To develop the ability to inflict pain, you need a willing partner who lets you know what really hurts and what doesn't. You can also practice on yourself to some extent.

Making fists correctly will really develop your hands and improve your grabbing skills. If you don't practice making fists all day long, you're probably not a martial artist. It is painful to hold a solid, tightly packed fist for five minutes unless your technique is good. If it hurts, it is wrong (the spirits have left the body.)

Grabbing should be relaxed. When your hand closes it should feel like your whole torso is wrapping around something, all your organs and big muscles should support the movement. Developing Popeye forearms is a waste of time.

Compression Bands

It seems that all the big sports stars are wearing compression bands or straps. Why?

Moving an arm with a straight elbow is asking for a shoulder injury. Most athletes over develop their muscles and habitually straighten their joints. A straight elbow adds leverage to whatever torque one puts on the shoulder joint-- do this frequently and the shoulder will get lots of small rips and tears.

If you straighten your elbow in motion your shoulder muscles will get bigger to protect all the soft tissue from the regular damage you are doing. Keep it up and you will accumulate lots of scar tissue.

Compression bands stop one from straightening a joint and also help weaken over-developed muscles.

But I have to ask the question; why not just train right the first time?

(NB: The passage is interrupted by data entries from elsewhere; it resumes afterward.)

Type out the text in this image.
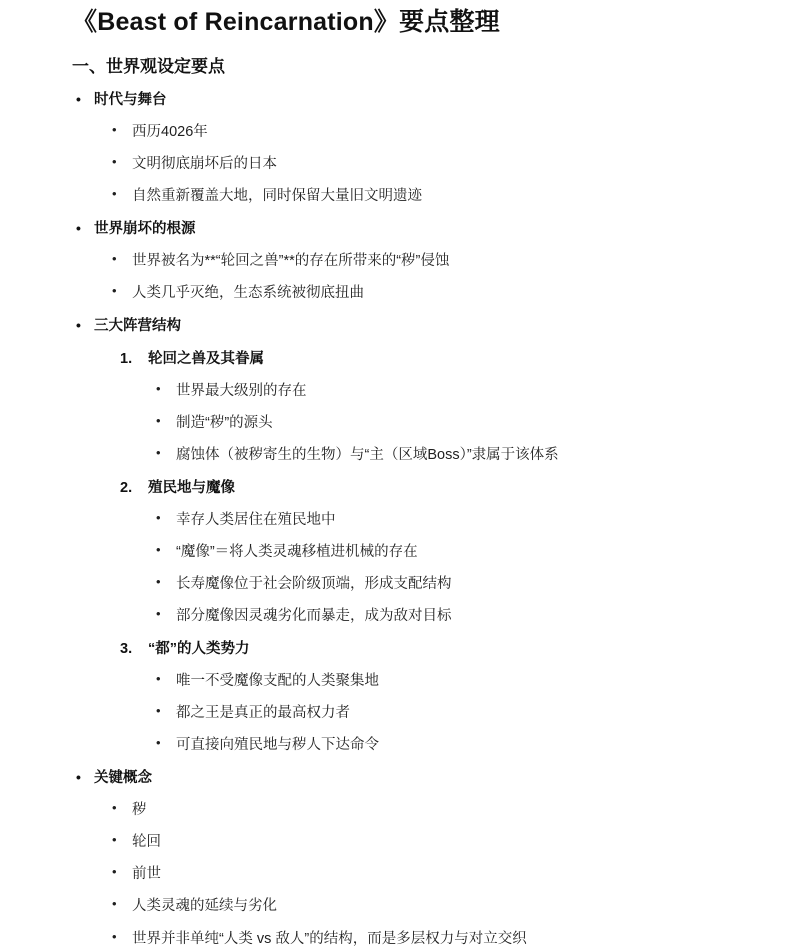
《Beast of Reincarnation》要点整理
一、世界观设定要点
• 时代与舞台
• 西历4026年
• 文明彻底崩坏后的日本
• 自然重新覆盖大地，同时保留大量旧文明遗迹
• 世界崩坏的根源
• 世界被名为**“轮回之兽”**的存在所带来的“秽”侵蚀
• 人类几乎灭绝，生态系统被彻底扭曲
• 三大阵营结构
轮回之兽及其眷属
• 世界最大级别的存在
• 制造“秽”的源头
• 腐蚀体（被秽寄生的生物）与“主（区域Boss）”隶属于该体系
殖民地与魔像
• 幸存人类居住在殖民地中
• “魔像”＝将人类灵魂移植进机械的存在
• 长寿魔像位于社会阶级顶端，形成支配结构
• 部分魔像因灵魂劣化而暴走，成为敌对目标
“都”的人类势力
• 唯一不受魔像支配的人类聚集地
• 都之王是真正的最高权力者
• 可直接向殖民地与秽人下达命令
• 关键概念
• 秽
• 轮回
• 前世
• 人类灵魂的延续与劣化
• 世界并非单纯“人类 vs 敌人”的结构，而是多层权力与对立交织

Most martial artists know not to straighten their joints, but some schools are lax about it. Some schools even teach peoples to straighten their joints. I knew a taijiquan teacher who didn't speak English very well and was constantly telling students to straighten their fingers. The teacher probably meant lengthen.

Kinesio Taping

Taping is sometimes a good way to deal with injuries.  I haven't tried this type of taping myself but I like the idea.  The various websites dedicated to it have a lot of theory about how it works and I'm skeptical, but the method looks good.
The standard physical therapy method for dealing with lower back pain is to apply ice and strengthen the near by muscles, thus partially immobilize the injured area.  Taping seems like a better idea.  When an injury occurs it is usually important to reduce the student's range of motion while simultaneously increasing circulation and  sensitivity.  Building muscle usually causes inflammation, loss of sensitivity and inhibits circulation.

Taping seems like a big improvement.